Comments

You must log in or register to comment.

No_Dust_9578 t1_j8vv85i wrote

Few things. Don't make a model from scratch, use a pre-trained one. There are plenty on hugging face. Another thing, later on, if you have your own data, you can use it to fine tune those models to better suit your task. This is a general approach to ML applications where data isn't available or not enough. Side note, speaking from experience, those large sentiment models that are out there do have great performance but some of them have been trained with large sentiment datasets that have inconsistencies. For instance, once I had to validate manually the performance on my data and noticed that the pre-trained models predicted the following sentence as POSITIVE sentiment but to a human, this is not positive: "oh yay, I love cold food...". So be careful and setup some sanity checks. Don't fully assume the predictions are accurate.

5

justundertheblack OP t1_j8vvwgw wrote

btw this is a school project so we have to train our own model and we have the dataset for it too so do you know any good ones?

1

bubudumbdumb t1_j8wpmih wrote

Do you know how to validate a pricing signal, back testing and portfolio optimization? The NLP/ML part might be the easy one

1

justundertheblack OP t1_j8wpq8p wrote

Naah I don't Can you point me towards some resources?

1

bubudumbdumb t1_j8wtq42 wrote

https://www.investopedia.com/terms/b/backtesting.asp

https://en.m.wikipedia.org/wiki/Modern_portfolio_theory

With extreme synthesis :

markets are not stationary environments so you have to expect and mitigate drift. This have implications on the evaluation methodology and on the choice of time series models that can be calibrated with fewer data points.

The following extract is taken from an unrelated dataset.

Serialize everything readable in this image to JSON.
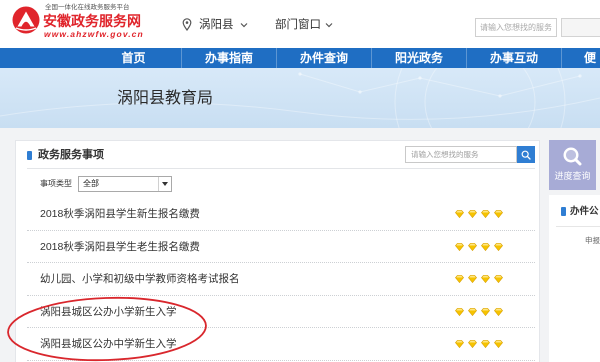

A strategy to make money in the markets allocate capital on multiple financial instruments using multiple signals therefore the value of a signal is the predictive advantage that it provides when stacked on top of others commonly used signals. If the predictive capability of the news sentiment is easily replicated by a linear combination of cheaply available signals then it's not worth much.

1

justundertheblack OP t1_j8wuh36 wrote

Trueee I've heard that such models need to be tuned regularly I'll definitely look into it

1

Hot_Initial7865 t1_j8wrxtj wrote

It sounds like a school assignment

1

justundertheblack OP t1_j8ws5u6 wrote

Naah it's a college project 😂

1

emotionalfool123 t1_j8wwxtu wrote

Best way to find any topic and related code is to search it on Google Scholar.

E.g. https://scholar.google.com/scholar?hl=en&as_sdt=0%2C5&q=nlp+stock+market+trading+code+github&btnG=

https://finbert.ai/

https://github.com/jinanzou/astock

These are the two results I found. Happy learning.

1